Vialoni grandi e deserti. Gigantografie del Grande Leader e del Caro Leader ovunque. Ogni tanto un autobus sgangherato o qualche
fuoristrada nuovissimo guidato da militari. E nient’altro. Né biciclette né persone.
La gente si intravedeva nascosta
dietro i muretti cadenti che delimitano il terreno intorno ai palazzi. Osservavano
incuriositi il pullman dei turisti. La cosa che colpiva maggiormente era la
paura che si leggeva nei loro sguardi. Per il resto, un militare all’angolo di
ogni strada. Anche fuori dai centri abitati si vedevano soldati presidiare in solitudine
l’inizio di ogni sentiero di campagna.
Probabilmente nessun altro posto al
mondo da l’idea di un salto nel tempo come attraversare i due chilometri di
zona demilitarizzata al 38° parallelo, che segna il confine tra le due Coree.
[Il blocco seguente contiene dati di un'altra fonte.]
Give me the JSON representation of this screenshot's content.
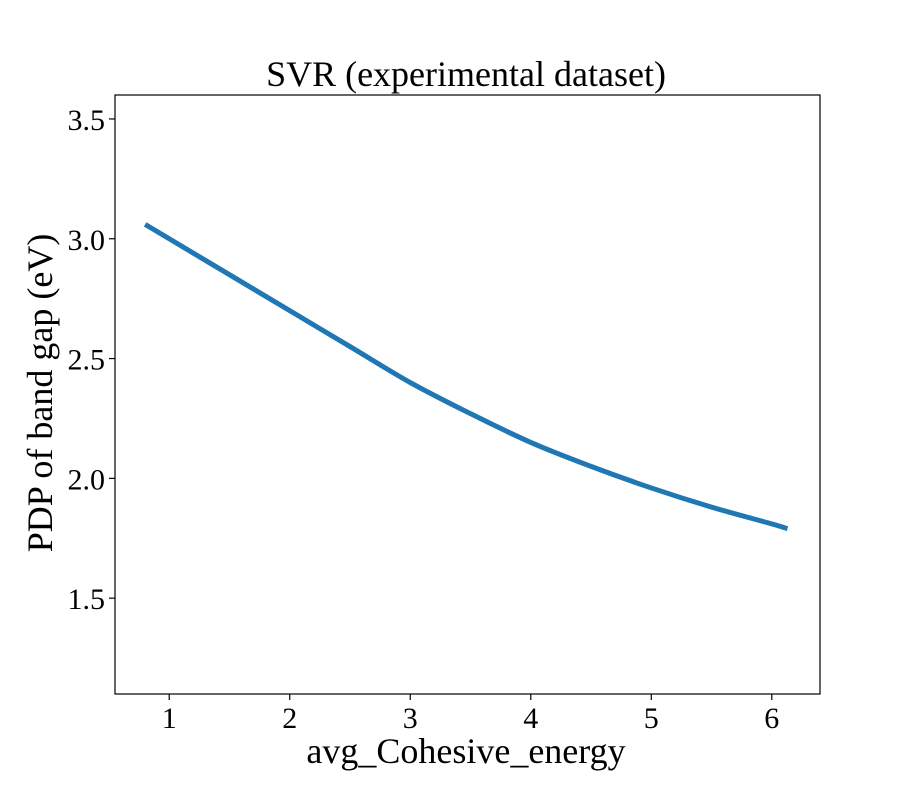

Al sud un paesaggio come si può vedere in Giappone o negli USA; al nord
contadini perduti in lontananza dietro l’aratro tirato da bufali e casupole di fango.
In Corea del Sud circola la battuta
che lungo la zona demilitarizzata, dove i due eserciti si osservano coi binocoli, i
nordcoreani schierano i soldati più grossi, per dimostrare che non patiscono la
fame, mentre i sudcoreani i più minacciosi, per dimostrare che non hanno paura
di combattere.
Queste e tante altre cose (come campi di concentramento, scuole, campagne, ecc.) i due Peter Sellers in missione non le hanno viste. Quanto al fare “l’esperienza impagabile” di stare senza internet e senza cellulare, che,
dice Salvini, “da sola vale in viaggio”, non c’era bisogno di andare così
lontano. Bastava disconnettersi.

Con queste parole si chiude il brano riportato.